Publié le 13 octobre 2008 par R0udy

Ca commence à faire une traite que je vous inflige ce ramadan 2.0 et j'ai cru estimer de votre part une certaine distinction, et/ou l'inverse, envers moi ; vous devriez donc être affamés là. Y'a intérêt. Des tas de choses potentiellement désarmantes ont sans aucun doute été entre temps capturées par même cette toile que j'avais en marotte de tisser de mes dix doigts coupe-faim, ainsi j'envisage la planification (erratique toutefois, faut bien rire un peu) de quelques offrandes d'ici au 23. Conséquemment à quoi, pendant que moi et Penis on surveillera des clôtures et assimilera la théorie du headshot à 75 mètres jusqu'à des heures frôlant l'iniquité, vous vous gausserez à maintes reprises de la confusion de mes tournures -et reviendrez tout de même les lire pour des raisons précédemment exposées, et aussi parce qu'elles apaisent les dévorantes pulsions masochistes que vous n'osez vous avouer-.

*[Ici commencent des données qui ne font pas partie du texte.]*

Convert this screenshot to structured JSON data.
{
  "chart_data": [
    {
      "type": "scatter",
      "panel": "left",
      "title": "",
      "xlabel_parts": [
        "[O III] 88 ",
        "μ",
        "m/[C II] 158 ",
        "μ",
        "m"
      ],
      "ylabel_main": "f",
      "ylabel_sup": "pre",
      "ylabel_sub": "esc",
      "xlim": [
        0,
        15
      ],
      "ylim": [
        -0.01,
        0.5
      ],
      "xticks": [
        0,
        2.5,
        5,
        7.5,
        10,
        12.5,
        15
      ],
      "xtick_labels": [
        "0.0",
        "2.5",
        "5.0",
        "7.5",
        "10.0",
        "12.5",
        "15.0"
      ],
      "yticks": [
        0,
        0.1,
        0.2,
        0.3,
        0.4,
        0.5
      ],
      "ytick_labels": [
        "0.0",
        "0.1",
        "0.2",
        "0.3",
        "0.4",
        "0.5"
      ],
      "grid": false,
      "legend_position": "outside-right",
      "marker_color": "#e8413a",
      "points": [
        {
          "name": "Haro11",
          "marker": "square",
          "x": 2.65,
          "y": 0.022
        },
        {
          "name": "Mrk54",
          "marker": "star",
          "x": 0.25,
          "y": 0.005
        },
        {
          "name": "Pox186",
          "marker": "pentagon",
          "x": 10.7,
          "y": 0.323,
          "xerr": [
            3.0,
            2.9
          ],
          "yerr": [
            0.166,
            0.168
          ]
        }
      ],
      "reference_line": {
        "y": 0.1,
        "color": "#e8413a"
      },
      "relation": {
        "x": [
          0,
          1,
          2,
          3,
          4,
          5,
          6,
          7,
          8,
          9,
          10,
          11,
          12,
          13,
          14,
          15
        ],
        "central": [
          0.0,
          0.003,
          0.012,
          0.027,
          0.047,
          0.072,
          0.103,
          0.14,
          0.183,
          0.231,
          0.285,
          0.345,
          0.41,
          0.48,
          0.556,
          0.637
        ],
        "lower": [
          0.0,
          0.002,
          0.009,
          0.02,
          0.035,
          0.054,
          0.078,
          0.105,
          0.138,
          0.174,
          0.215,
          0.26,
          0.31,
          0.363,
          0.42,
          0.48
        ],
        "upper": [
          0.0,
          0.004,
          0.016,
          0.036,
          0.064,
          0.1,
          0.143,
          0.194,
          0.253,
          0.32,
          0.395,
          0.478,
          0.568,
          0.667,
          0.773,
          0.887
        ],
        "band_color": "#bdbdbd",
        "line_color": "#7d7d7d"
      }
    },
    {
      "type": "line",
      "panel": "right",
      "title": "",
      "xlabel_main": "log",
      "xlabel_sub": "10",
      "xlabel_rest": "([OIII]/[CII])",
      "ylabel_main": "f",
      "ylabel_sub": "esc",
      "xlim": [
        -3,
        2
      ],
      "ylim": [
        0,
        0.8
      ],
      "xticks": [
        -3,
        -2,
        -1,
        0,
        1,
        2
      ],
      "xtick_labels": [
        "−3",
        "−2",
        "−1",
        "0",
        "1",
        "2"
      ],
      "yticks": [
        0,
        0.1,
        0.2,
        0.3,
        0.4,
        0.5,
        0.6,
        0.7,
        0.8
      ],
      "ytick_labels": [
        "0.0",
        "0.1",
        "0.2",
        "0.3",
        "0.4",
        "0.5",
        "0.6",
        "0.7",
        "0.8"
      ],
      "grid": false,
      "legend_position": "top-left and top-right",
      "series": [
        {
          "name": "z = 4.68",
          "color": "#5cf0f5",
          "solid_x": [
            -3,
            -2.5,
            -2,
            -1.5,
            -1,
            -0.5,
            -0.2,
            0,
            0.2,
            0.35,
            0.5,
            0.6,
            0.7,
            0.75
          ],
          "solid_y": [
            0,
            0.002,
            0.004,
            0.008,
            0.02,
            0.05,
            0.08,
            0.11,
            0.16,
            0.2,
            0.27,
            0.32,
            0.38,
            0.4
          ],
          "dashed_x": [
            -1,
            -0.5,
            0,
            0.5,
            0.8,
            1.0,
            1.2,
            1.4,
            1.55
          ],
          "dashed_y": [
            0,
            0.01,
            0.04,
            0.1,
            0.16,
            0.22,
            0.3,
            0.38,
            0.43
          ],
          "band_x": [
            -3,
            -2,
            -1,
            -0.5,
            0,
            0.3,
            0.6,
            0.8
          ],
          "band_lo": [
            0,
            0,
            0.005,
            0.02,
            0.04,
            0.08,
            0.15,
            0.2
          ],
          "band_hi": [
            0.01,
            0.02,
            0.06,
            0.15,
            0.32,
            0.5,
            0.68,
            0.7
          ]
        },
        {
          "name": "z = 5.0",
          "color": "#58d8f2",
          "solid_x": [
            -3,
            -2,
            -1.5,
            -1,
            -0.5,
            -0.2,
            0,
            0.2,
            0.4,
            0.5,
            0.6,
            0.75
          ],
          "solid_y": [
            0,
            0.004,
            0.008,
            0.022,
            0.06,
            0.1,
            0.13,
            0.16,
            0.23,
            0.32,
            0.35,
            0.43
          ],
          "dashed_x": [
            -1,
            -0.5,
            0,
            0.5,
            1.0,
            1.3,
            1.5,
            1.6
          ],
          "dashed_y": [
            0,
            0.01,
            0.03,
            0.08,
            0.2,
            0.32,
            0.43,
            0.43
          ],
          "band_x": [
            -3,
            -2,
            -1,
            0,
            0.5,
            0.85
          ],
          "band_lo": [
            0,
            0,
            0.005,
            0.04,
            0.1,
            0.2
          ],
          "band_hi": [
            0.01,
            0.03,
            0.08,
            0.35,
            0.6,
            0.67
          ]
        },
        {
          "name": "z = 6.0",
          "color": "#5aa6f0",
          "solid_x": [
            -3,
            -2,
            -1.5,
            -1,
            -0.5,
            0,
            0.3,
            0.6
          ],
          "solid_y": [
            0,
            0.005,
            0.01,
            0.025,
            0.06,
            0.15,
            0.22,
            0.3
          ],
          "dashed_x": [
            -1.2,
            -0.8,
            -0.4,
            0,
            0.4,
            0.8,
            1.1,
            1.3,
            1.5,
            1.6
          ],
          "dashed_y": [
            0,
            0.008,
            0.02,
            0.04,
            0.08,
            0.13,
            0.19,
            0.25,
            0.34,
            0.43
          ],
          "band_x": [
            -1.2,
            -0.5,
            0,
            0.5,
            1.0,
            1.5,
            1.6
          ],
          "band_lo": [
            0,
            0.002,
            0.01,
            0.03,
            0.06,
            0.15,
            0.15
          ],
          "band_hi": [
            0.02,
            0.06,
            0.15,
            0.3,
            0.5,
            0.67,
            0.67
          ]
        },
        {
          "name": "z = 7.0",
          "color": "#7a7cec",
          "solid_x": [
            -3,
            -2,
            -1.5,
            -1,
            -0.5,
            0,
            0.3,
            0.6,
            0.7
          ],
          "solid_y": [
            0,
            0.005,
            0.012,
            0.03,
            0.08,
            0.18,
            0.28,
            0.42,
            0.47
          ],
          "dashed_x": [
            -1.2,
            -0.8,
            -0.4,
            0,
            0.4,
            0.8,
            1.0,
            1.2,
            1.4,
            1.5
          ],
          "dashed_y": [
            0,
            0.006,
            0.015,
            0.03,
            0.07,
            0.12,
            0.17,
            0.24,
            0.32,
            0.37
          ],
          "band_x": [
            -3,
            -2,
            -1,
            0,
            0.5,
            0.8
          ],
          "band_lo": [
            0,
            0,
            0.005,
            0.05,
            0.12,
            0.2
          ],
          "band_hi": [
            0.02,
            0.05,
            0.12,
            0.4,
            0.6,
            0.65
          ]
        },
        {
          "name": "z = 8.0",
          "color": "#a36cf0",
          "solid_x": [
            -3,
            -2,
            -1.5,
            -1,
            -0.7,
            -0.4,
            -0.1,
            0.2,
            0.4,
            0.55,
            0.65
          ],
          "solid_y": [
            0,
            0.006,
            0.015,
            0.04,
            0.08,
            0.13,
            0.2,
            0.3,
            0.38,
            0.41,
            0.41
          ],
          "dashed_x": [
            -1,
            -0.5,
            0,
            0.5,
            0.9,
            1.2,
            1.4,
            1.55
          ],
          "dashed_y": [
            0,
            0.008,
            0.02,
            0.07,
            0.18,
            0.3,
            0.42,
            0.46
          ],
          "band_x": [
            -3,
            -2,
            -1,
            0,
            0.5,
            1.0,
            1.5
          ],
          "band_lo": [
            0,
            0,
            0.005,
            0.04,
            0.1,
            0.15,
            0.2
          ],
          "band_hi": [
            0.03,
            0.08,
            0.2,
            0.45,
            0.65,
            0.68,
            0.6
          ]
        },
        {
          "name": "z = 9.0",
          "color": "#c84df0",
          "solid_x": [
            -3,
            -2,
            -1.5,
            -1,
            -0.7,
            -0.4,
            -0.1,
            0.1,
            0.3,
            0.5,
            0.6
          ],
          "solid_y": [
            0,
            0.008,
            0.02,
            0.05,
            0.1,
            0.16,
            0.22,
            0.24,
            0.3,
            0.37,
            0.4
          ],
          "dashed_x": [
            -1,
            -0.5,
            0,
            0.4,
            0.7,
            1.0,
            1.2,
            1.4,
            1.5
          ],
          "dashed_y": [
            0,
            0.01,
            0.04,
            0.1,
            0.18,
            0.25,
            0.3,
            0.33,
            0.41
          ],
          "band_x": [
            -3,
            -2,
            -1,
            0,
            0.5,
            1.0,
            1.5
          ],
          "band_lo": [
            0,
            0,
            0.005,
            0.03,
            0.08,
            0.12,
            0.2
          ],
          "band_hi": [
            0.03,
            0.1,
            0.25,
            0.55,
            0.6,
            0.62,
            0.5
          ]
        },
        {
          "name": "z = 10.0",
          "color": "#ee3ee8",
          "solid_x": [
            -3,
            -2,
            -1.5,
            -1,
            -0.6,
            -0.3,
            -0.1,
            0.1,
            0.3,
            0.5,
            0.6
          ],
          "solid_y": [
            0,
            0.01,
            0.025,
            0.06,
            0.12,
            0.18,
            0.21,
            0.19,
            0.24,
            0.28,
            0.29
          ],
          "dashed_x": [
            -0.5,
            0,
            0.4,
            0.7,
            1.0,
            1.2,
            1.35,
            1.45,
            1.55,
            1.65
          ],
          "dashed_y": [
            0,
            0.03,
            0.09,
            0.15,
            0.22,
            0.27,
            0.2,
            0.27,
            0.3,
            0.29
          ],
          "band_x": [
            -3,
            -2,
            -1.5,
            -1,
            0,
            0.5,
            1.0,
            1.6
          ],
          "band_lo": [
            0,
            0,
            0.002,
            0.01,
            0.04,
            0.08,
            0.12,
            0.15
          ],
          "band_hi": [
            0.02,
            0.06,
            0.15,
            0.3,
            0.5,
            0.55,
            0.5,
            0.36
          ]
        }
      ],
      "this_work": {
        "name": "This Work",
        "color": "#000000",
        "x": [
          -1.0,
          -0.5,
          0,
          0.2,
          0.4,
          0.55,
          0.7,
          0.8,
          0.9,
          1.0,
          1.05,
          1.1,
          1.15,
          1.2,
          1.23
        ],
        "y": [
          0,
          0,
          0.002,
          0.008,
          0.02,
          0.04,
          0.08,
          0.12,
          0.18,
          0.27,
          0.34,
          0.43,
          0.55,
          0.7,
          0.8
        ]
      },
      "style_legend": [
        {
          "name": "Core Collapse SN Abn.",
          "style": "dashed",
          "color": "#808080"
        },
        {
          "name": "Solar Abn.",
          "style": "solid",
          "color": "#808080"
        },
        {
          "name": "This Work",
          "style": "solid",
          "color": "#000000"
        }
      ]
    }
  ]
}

Double jeu ! Dans un premier temps, trouvez le pourquoi du comment du titre de ce billet, puis devinez qui est Penis. Indice, les deux vinettes sont liés par un subtil subterfuge angliciste. Et ne font finalement qu'un, d'où “double jeu”, pour la beauté symbolique de la communion des esprits.

“Tout le monde écoute dans un état d'attention extrême.”